Being an agile learner typically includes a desire to challenge yourself during work. Testing yourself in work settings can entail multiple components, such as accepting more responsibilities as a leader, managing challenging projects or accepting new objectives. Experiencing difficult challenges and working to overcome them can be a great way to show potential employers that you're willing to adapt to and learn from new positions.

Related: How To Show You're Willing To Learn on a Resume (With Tips and Examples)

3. Seek continuous improvement opportunities

Another important aspect of a learning agile employee is their desire to continuously improve. Continuously improving yourself could entail seeking more tasks, accepting different tasks entirely or registering for training sessions with experts. Working on skills outside of your normal skill set can show both current and future managers that you're eager to learn and succeed in new environments.

Related: 15 Professional Skills (Plus Definition and Tips)

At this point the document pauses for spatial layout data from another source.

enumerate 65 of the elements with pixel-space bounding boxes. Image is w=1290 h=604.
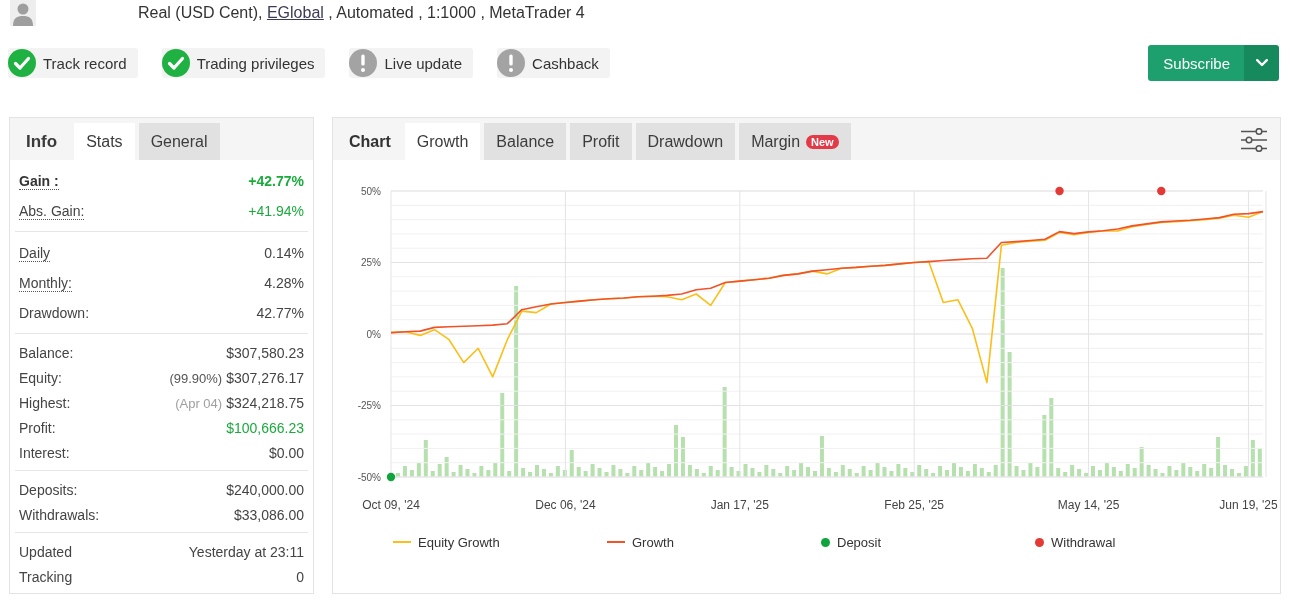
stat-value: 0.14% xyxy=(264,245,304,261)
stat-value: $324,218.75 xyxy=(226,394,304,411)
stat-label: Interest: xyxy=(19,444,70,461)
stat-label: Monthly: xyxy=(19,274,72,292)
chart-tab[interactable]: Margin New xyxy=(739,123,851,160)
new-badge: New xyxy=(806,134,839,149)
chart-tab[interactable]: Growth xyxy=(404,123,481,160)
stat-value: $0.00 xyxy=(268,444,304,461)
legend-label[interactable]: Equity Growth xyxy=(418,534,500,550)
settings-icon[interactable] xyxy=(1241,128,1267,152)
badge-label: Cashback xyxy=(532,54,599,72)
badge-label: Trading privileges xyxy=(196,54,315,72)
stat-value: $307,580.23 xyxy=(226,344,304,361)
stat-value: 0 xyxy=(296,568,304,585)
y-tick-label: -50% xyxy=(357,471,381,483)
chart-tab[interactable]: Drawdown xyxy=(635,123,736,160)
stat-label: Tracking xyxy=(19,568,73,585)
stat-value: $33,086.00 xyxy=(233,506,304,523)
y-tick-label: 50% xyxy=(361,185,381,197)
stat-label: Balance: xyxy=(19,344,74,361)
legend-label[interactable]: Withdrawal xyxy=(1051,534,1116,550)
x-tick-label: May 14, '25 xyxy=(1057,498,1120,512)
stat-label: Equity: xyxy=(19,369,62,386)
chart-tab[interactable]: Balance xyxy=(484,123,567,160)
x-tick-label: Jan 17, '25 xyxy=(710,498,769,512)
stat-label: Withdrawals: xyxy=(19,506,100,523)
stat-label: Abs. Gain: xyxy=(19,202,85,220)
y-tick-label: 25% xyxy=(361,257,381,268)
x-tick-label: Dec 06, '24 xyxy=(535,498,596,512)
stat-label: Highest: xyxy=(19,394,71,411)
stat-value: $307,276.17 xyxy=(226,369,304,386)
stat-value: $100,666.23 xyxy=(226,419,304,436)
chart-title: Chart xyxy=(348,131,392,152)
stat-value: +41.94% xyxy=(248,203,304,219)
stat-label: Deposits: xyxy=(19,481,78,498)
y-tick-label: -25% xyxy=(357,400,381,411)
avatar-icon xyxy=(10,0,36,26)
y-tick-label: 0% xyxy=(366,328,381,340)
x-tick-label: Feb 25, '25 xyxy=(884,498,945,512)
stat-label: Daily xyxy=(19,244,51,262)
stat-value: 4.28% xyxy=(264,275,304,291)
stat-note: (Apr 04) xyxy=(175,395,223,411)
panel-title: Info xyxy=(25,130,59,153)
badge-label: Live update xyxy=(384,54,463,72)
badge-label: Track record xyxy=(43,54,127,72)
panel-tab[interactable]: General xyxy=(138,123,220,160)
stat-label: Drawdown: xyxy=(19,305,90,321)
broker-link[interactable]: EGlobal xyxy=(266,4,324,21)
x-tick-label: Oct 09, '24 xyxy=(362,498,420,512)
account-summary: Real (USD Cent), EGlobal , Automated , 1:1000 , MetaTrader 4 xyxy=(138,4,585,22)
stat-value: $240,000.00 xyxy=(226,481,304,498)
stat-label: Profit: xyxy=(19,419,56,436)
stat-label: Gain : xyxy=(19,172,59,190)
legend-label[interactable]: Deposit xyxy=(837,534,882,550)
caret-icon xyxy=(1255,59,1268,67)
panel-tab[interactable]: Stats xyxy=(74,123,135,160)
stat-value: 42.77% xyxy=(256,305,304,321)
chart-tab[interactable]: Profit xyxy=(570,123,632,160)
x-tick-label: Jun 19, '25 xyxy=(1219,498,1278,512)
stat-value: +42.77% xyxy=(248,173,304,189)
stat-value: Yesterday at 23:11 xyxy=(188,543,304,560)
legend-label[interactable]: Growth xyxy=(632,534,674,550)
stat-label: Updated xyxy=(19,543,72,560)
stat-note: (99.90%) xyxy=(169,370,223,386)
subscribe-menu-button[interactable] xyxy=(1244,45,1279,81)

How to emphasize learning agility during an interview

If you want to learn how to emphasize your learning agility skills during an interview, consider some of the following steps:

1. Recount your relevant experience

To accurately describe your preparedness within challenging situations, try to recount some of your relevant experiences during an interview. A learning agile team member prepares for many kinds of challenges throughout their workday. Showcasing your various skills through anecdotes can demonstrate to your interviewer that you can handle unique situations within a new role.

Related: Multitasking Skills: Definition and Examples

2. Describe difficult circumstances

To show your potential employer that you understand how to handle difficult situations, describe times where you encountered less than optimal circumstances. This might be a story regarding a difficult circumstance, a time when you felt unprepared or how you handled a situation with an antagonistic peer or customer. Illustrating your reaction to difficult situations can highlight your ability to react positively to stressful situations.

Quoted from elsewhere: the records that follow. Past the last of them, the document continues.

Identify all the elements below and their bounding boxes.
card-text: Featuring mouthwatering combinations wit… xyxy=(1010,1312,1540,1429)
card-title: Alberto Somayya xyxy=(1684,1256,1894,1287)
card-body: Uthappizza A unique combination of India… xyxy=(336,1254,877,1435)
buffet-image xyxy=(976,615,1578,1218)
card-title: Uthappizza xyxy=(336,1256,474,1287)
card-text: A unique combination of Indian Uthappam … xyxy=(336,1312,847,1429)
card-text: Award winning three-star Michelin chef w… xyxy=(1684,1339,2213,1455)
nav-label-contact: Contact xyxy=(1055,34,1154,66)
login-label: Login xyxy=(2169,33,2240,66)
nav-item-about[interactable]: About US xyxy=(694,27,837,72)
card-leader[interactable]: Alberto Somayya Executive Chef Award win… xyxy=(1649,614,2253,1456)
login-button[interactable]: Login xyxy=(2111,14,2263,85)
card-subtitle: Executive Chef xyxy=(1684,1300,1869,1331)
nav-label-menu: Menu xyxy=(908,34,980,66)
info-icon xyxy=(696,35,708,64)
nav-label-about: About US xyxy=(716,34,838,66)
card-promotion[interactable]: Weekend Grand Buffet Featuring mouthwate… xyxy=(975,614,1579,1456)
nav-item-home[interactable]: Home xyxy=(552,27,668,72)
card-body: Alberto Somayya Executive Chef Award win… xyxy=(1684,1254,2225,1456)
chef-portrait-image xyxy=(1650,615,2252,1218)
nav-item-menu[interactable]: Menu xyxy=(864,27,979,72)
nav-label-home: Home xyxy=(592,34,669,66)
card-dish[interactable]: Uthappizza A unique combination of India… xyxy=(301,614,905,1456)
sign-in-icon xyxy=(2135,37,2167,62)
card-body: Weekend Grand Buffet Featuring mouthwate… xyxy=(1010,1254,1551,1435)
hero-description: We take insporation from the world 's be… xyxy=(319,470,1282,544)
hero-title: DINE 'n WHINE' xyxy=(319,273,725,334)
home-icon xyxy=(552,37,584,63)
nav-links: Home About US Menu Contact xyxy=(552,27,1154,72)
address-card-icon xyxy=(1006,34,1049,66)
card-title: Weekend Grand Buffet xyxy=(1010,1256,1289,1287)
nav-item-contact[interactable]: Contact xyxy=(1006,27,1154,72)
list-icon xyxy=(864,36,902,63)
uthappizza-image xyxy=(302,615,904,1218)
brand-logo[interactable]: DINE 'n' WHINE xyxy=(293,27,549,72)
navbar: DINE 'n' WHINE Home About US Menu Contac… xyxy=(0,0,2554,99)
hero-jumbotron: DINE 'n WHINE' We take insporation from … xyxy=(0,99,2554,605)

3. Highlight learning opportunities you've sought

You can also emphasize your learning agility to hiring managers by talking about any learning opportunities you've recently sought at work. These can be through new challenges you've experienced, training sessions you've undergone, times where you've succeeded or moments in which you've failed. This helps illustrate that you know how to derive lessons from different work situations, even ones in which you didn't receive attain the outcome you desired.

4. Discuss your responses to uncertainty

Employers who want learning agile employees look for professionals who have a calm, organized approach to unpredictable work situations. Explaining times when you've worked under uncertain circumstances can help give your potential employer some examples they can use to evaluate your learning agility skills. Consider using the STAR method when explaining your answers to their questions. The STAR method involves these four steps when answering a question:

  • Situation: In your first step, explain the situation you encountered, including your role and what peers were available to help you. This gives your potential employer sufficient context so they can understand the entire situation you experienced.

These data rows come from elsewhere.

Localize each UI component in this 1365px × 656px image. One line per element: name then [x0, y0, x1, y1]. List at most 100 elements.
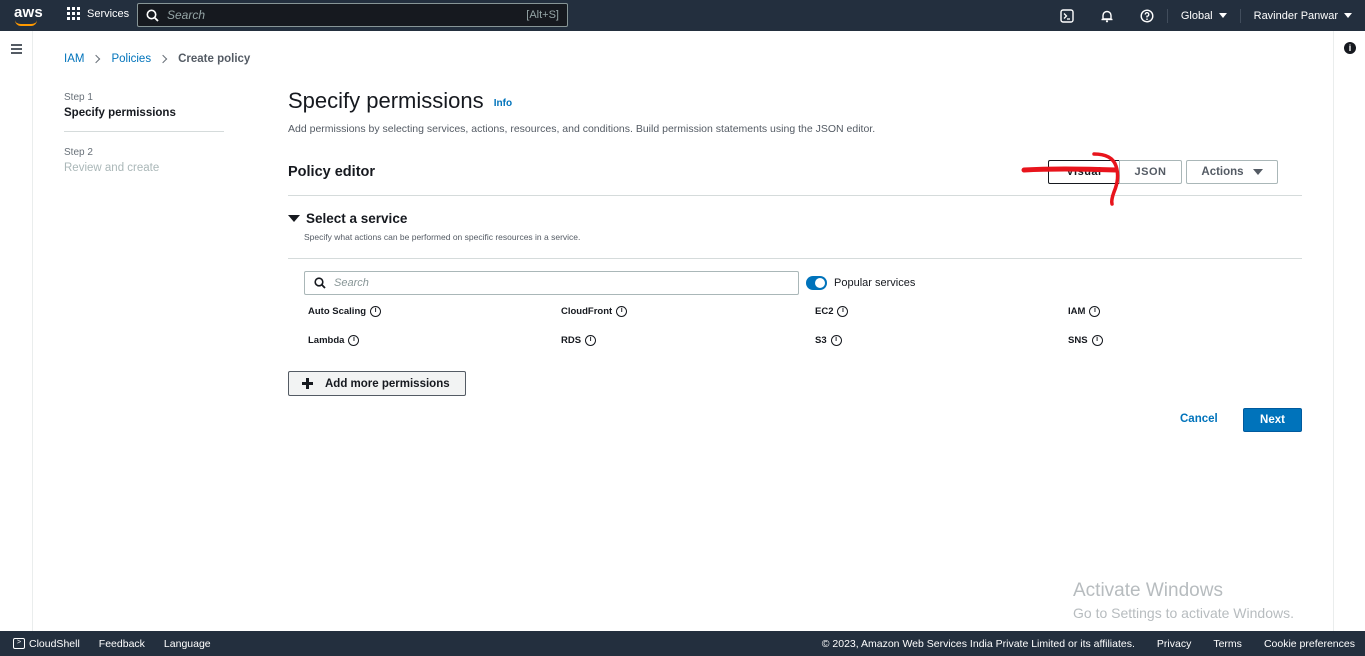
info-icon[interactable]: i — [585, 335, 597, 346]
actions-label: Actions — [1201, 166, 1244, 178]
popular-services-label: Popular services — [834, 277, 916, 289]
search-shortcut: [Alt+S] — [526, 9, 559, 21]
divider — [288, 258, 1302, 259]
service-label: Lambda — [308, 335, 345, 346]
red-annotation-mark — [1021, 152, 1120, 206]
info-icon[interactable]: i — [616, 306, 628, 317]
account-menu[interactable]: Ravinder Panwar — [1241, 10, 1365, 22]
cloudshell-icon: > — [13, 638, 25, 649]
popular-services-toggle[interactable] — [806, 276, 827, 290]
region-selector[interactable]: Global — [1168, 10, 1240, 22]
chevron-right-icon — [158, 54, 168, 64]
service-sns[interactable]: SNS i — [1068, 335, 1103, 346]
service-label: EC2 — [815, 306, 834, 317]
service-search-placeholder: Search — [334, 277, 369, 289]
caret-down-icon — [1218, 13, 1227, 18]
service-iam[interactable]: IAM i — [1068, 306, 1101, 317]
breadcrumb-current: Create policy — [178, 53, 251, 65]
info-icon[interactable]: i — [1091, 335, 1103, 346]
service-search-input[interactable]: Search — [304, 271, 799, 295]
service-label: CloudFront — [561, 306, 613, 317]
search-placeholder: Search — [167, 8, 206, 22]
grid-icon — [67, 7, 80, 20]
copyright-text: © 2023, Amazon Web Services India Privat… — [821, 637, 1135, 650]
plus-icon — [302, 378, 313, 389]
next-button[interactable]: Next — [1243, 408, 1302, 432]
privacy-link[interactable]: Privacy — [1157, 638, 1191, 650]
step-1-title[interactable]: Specify permissions — [64, 107, 224, 119]
service-ec2[interactable]: EC2 i — [815, 306, 849, 317]
info-icon[interactable]: i — [837, 306, 849, 317]
terms-link[interactable]: Terms — [1213, 638, 1242, 650]
search-icon — [146, 9, 159, 22]
add-more-permissions-button[interactable]: Add more permissions — [288, 371, 466, 396]
select-service-title: Select a service — [306, 211, 408, 226]
footer-left: > CloudShell Feedback Language — [0, 638, 211, 650]
service-lambda[interactable]: Lambda i — [308, 335, 360, 346]
watermark-line-2: Go to Settings to activate Windows. — [1073, 605, 1294, 621]
service-auto-scaling[interactable]: Auto Scaling i — [308, 306, 382, 317]
service-rds[interactable]: RDS i — [561, 335, 597, 346]
aws-logo[interactable]: aws — [14, 4, 43, 26]
caret-down-icon — [1344, 13, 1352, 18]
step-1-label: Step 1 — [64, 92, 93, 103]
notifications-bell-icon[interactable] — [1100, 9, 1114, 23]
services-menu-button[interactable]: Services — [67, 7, 129, 20]
top-nav-right: Global Ravinder Panwar — [1047, 0, 1365, 31]
info-icon[interactable]: i — [370, 306, 382, 317]
service-label: RDS — [561, 335, 582, 346]
divider — [288, 195, 1302, 196]
global-search-input[interactable]: Search [Alt+S] — [137, 3, 568, 27]
info-icon[interactable]: i — [348, 335, 360, 346]
feedback-link[interactable]: Feedback — [99, 638, 145, 650]
breadcrumb: IAM Policies Create policy — [64, 53, 250, 65]
service-label: SNS — [1068, 335, 1088, 346]
left-side-strip — [0, 31, 33, 631]
service-label: Auto Scaling — [308, 306, 367, 317]
info-icon[interactable]: i — [1089, 306, 1101, 317]
page-description: Add permissions by selecting services, a… — [288, 123, 876, 135]
help-icon[interactable] — [1140, 8, 1154, 23]
actions-dropdown-button[interactable]: Actions — [1186, 160, 1278, 184]
service-s3[interactable]: S3 i — [815, 335, 842, 346]
service-label: S3 — [815, 335, 827, 346]
step-2-title: Review and create — [64, 162, 160, 174]
page-title-row: Specify permissions Info — [288, 88, 512, 114]
policy-editor-title: Policy editor — [288, 164, 376, 180]
language-link[interactable]: Language — [164, 638, 211, 650]
cloudshell-icon[interactable] — [1060, 8, 1074, 23]
user-name: Ravinder Panwar — [1253, 9, 1338, 22]
info-link[interactable]: Info — [494, 98, 512, 109]
search-icon — [314, 277, 326, 289]
footer: > CloudShell Feedback Language © 2023, A… — [0, 631, 1365, 656]
info-icon[interactable]: i — [830, 335, 842, 346]
footer-right: © 2023, Amazon Web Services India Privat… — [822, 631, 1355, 656]
service-label: IAM — [1068, 306, 1086, 317]
cloudshell-label: CloudShell — [29, 637, 80, 650]
add-more-permissions-label: Add more permissions — [325, 377, 450, 390]
step-2-label: Step 2 — [64, 147, 93, 158]
expand-triangle-icon — [288, 215, 300, 222]
service-cloudfront[interactable]: CloudFront i — [561, 306, 628, 317]
breadcrumb-policies[interactable]: Policies — [111, 53, 151, 65]
select-service-description: Specify what actions can be performed on… — [304, 232, 581, 242]
aws-logo-text: aws — [14, 4, 43, 21]
menu-hamburger-icon[interactable] — [11, 44, 22, 56]
cancel-button[interactable]: Cancel — [1180, 413, 1218, 425]
breadcrumb-iam[interactable]: IAM — [64, 53, 84, 65]
caret-down-icon — [1252, 169, 1263, 175]
windows-activation-watermark: Activate Windows Go to Settings to activ… — [1073, 580, 1294, 621]
cloudshell-link[interactable]: > CloudShell — [13, 638, 80, 650]
info-panel-icon[interactable]: i — [1344, 42, 1356, 54]
select-service-header[interactable]: Select a service — [288, 211, 407, 226]
services-label: Services — [87, 7, 130, 20]
wizard-steps: Step 1 Specify permissions Step 2 Review… — [64, 92, 224, 174]
watermark-line-1: Activate Windows — [1073, 580, 1223, 601]
region-label: Global — [1180, 9, 1213, 22]
top-nav-bar: aws Services Search [Alt+S] Global Ravin… — [0, 0, 1365, 31]
aws-smile-icon — [15, 20, 37, 26]
right-side-strip: i — [1333, 31, 1365, 631]
cookie-preferences-link[interactable]: Cookie preferences — [1264, 638, 1355, 650]
chevron-right-icon — [92, 54, 101, 64]
step-divider — [64, 131, 224, 132]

  • Task: After giving your employer some context, describe your responsibilities in the matter. Include exact details like quotas or specific expectations your manager set for you.

  • Action: Next, describe what actions you took to overcome the challenge. This can include the methods you used and whether they were new to you.

  • Results: Finally, explain to your interviewer how that situation concluded and whether you were successful. As an agile learner, include what lesson you learned from that challenge, regardless of whether you succeeded.